1. Key Takeaways This Week

  • S&P 500 and Nasdaq ended slightly lower on the week despite Monday’s record highs, while speculative AI names showed sharper pullbacks.

  • Crypto retreated even as equities initially rose, adding another sign of risk-off behavior.

  • The White House is exerting unprecedented influence over private companies with stakes in Lithium Americas, Intel and others

  • Upcoming government funding deadline, PMIs and jobs data could test investor assumptions about growth and Fed policy.

  • Last week’s movers: IREN, OPEN, LAC, INTC and KMX

  • Earnings to watch this week: CCL and NKE

2. Market Overview

The week opened on fumes from the Fed’s rate cut with the S&P 500 up 0.4% to another record on Monday as Apple, Nvidia and Oracle carried the tape, while the Nasdaq also printed new closing highs. That enthusiasm faded midweek but Friday’s inflation gauge met expectations and sparked a rebound. For the week the S&P 500 lost 0.31% and the Nasdaq 0.65%. GDP was revised up to 3.8% for Q2, crypto sold off, and agencies were told to prep for mass firings if a shutdown hits at month end.

Beneath those near record headlines the frothier corners of AI cracked harder. The Magnificent Seven ETF lost about 1% with Amazon, Alphabet and Meta hit hardest. Oklo slumped 18%, Oracle dropped 8% and Micron fell 3%, a hint that some of the “sure things” are getting a valuation check. All of this is playing out against a backdrop where the S&P 500 is up about 12% year to date and 30% since April’s “Liberation Day” low, while the dollar has slid 9% in its biggest drop since 1973. That combination is unusual but not contradictory.

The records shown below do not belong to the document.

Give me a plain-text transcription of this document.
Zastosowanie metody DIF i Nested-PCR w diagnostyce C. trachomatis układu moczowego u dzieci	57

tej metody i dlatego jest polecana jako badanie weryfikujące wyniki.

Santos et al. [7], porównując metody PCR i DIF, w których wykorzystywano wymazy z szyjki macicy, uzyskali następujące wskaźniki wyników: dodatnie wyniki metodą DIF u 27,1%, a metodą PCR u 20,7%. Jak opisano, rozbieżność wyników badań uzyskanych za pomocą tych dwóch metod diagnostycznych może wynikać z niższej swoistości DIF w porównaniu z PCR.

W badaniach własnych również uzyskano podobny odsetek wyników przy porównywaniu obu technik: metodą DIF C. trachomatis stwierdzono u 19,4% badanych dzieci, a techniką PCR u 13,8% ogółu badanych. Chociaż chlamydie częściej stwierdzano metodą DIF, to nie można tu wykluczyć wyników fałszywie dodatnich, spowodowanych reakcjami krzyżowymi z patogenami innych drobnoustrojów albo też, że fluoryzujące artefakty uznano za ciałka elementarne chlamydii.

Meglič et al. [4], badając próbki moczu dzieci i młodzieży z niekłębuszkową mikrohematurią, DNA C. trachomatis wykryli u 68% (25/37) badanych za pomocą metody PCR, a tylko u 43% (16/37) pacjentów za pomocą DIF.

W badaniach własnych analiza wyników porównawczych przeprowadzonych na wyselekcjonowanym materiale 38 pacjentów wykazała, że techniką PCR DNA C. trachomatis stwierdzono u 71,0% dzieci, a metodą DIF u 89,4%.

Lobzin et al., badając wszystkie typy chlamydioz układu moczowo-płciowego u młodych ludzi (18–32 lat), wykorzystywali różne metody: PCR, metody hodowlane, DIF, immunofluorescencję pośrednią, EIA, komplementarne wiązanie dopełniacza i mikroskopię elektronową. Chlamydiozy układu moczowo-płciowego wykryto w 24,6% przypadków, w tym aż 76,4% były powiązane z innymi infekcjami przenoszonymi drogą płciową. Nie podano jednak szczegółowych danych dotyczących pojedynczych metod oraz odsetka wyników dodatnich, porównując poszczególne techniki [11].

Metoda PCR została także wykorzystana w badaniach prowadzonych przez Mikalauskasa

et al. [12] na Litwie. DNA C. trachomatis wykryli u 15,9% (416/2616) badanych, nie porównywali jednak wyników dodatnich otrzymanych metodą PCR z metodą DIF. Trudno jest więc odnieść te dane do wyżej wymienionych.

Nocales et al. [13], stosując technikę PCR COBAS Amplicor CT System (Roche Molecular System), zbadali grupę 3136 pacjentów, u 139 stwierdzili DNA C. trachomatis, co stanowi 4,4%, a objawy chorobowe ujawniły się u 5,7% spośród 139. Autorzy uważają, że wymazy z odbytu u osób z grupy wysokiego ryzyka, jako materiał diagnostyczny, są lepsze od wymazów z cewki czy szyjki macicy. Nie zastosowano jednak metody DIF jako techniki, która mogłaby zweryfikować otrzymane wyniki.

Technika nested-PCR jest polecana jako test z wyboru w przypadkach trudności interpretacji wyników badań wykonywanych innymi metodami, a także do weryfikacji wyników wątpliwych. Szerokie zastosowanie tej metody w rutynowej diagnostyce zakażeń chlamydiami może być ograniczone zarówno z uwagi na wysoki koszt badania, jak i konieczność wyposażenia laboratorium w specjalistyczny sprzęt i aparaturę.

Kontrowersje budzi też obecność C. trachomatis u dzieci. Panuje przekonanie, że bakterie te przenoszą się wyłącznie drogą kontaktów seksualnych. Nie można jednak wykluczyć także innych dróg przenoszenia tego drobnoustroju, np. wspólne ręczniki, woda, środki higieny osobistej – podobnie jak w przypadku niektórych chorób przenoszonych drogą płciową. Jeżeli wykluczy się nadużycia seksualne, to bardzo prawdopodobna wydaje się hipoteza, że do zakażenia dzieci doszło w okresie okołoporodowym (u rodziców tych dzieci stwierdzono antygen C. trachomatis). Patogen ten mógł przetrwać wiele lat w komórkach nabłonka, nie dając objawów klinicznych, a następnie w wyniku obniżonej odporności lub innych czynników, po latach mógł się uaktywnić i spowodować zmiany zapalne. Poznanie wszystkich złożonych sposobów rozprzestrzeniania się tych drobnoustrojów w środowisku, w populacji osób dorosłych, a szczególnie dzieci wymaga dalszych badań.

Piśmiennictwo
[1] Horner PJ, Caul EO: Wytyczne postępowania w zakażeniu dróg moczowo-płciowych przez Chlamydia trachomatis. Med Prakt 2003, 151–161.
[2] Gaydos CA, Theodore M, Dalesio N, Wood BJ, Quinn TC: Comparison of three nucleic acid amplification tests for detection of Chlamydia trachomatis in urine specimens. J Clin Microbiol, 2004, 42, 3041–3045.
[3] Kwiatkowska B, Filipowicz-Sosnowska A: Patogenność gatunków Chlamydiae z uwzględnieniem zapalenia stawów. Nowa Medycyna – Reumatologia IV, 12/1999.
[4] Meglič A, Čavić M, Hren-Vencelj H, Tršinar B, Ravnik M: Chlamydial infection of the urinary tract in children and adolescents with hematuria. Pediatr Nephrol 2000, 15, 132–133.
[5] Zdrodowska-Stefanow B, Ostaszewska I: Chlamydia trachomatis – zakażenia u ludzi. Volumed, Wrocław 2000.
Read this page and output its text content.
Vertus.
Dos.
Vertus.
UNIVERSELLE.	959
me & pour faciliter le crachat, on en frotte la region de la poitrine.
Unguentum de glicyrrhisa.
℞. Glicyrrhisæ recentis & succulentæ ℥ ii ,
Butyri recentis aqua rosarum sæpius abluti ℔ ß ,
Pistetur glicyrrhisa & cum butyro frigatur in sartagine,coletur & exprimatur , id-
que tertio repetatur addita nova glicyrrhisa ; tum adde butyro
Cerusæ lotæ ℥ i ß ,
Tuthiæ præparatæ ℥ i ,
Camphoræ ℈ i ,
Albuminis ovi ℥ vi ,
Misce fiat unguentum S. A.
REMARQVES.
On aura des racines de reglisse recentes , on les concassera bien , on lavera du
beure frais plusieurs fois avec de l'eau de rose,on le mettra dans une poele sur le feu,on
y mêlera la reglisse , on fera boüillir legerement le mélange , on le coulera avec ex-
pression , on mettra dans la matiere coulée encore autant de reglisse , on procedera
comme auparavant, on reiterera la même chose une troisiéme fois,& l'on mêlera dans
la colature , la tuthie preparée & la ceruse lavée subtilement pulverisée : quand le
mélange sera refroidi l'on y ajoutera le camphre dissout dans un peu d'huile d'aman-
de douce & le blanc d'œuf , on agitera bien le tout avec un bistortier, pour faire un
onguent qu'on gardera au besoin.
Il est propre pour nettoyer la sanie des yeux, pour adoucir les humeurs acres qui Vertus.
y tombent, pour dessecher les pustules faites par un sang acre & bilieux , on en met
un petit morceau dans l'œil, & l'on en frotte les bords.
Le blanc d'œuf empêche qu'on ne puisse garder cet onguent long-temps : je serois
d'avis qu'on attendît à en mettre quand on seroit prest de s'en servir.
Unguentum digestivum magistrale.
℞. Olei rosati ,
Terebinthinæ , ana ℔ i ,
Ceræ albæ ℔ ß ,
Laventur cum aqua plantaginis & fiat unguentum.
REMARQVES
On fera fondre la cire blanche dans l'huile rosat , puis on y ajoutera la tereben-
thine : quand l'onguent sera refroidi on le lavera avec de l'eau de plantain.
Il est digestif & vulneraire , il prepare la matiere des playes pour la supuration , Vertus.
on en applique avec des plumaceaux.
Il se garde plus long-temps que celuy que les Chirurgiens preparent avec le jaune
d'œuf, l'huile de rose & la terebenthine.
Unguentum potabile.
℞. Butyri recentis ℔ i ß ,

A weaker greenback is a tailwind for U.S. multinationals, which earn 40% of revenue abroad, and Morgan Stanley notes a strong link between dollar weakness and upward earnings revisions. Still, Goldman’s survey shows dollar bears outnumber bulls 7:1, the most in a decade, and opinions diverge on whether the trend has much further to run.

The coming week could test some of these assumptions. Government funding expires Tuesday night unless Congress passes a budget or stopgap, risking delays to the jobs report. ISM manufacturing and services PMIs are due midweek and Friday, and September’s payrolls are expected to show only 50,000 jobs added with unemployment steady at 4.3%. Jobs growth has averaged just 26,750 a month over the past four months, a “no hire, no fire” dynamic that Fed governors cite to justify accelerating cuts even as the headline jobless rate stays historically low.

Companies meanwhile are reshuffling under Washington’s thumb and their own ambitions. Tech firms scrambled after the White House said H-1B visas would cost $100,000 each. Trump linked autism to Kenvue’s Tylenol without evidence and announced new tariffs including 100% on drugmakers without U.S. plants. Amazon agreed to pay up to $2.5 billion over Prime subscription charges. Nvidia committed up to $100 billion to OpenAI as it expands U.S. data centers with Oracle and SoftBank from one site to six. Alibaba is ramping AI spending too.

The AI buildout itself is spilling into adjacent industries. Demand from AI customers has blown out wait times for high capacity drives from Seagate and Western Digital to nearly a year. Both companies are raising prices, boosting profits and share prices. Once a low interest deep value play, hard drives are now hot thanks to hyperscaler buildouts. Western Digital and Seagate shares are up more than 300% over the past three years and Benchmark sees more upside, especially for Seagate which already trades at 21× projected earnings and could reach 24× next year’s estimate. BofA estimates $3 trillion of new nuclear spending may be needed through 2050 to supply AI with electricity. That backdrop explains why hedge fund manager David Einhorn warns AI companies are spending too much too quickly and why some investors worry about a “dark fiber” style overbuild. Barclays counters that today’s hyperscalers are funding expansion from cash flow with room for buybacks, unlike the debt fueled dot com era, and usage signs remain strong with AI related job listings rising across sectors and Anthropic’s revenue run rate jumping fivefold to $5 billion.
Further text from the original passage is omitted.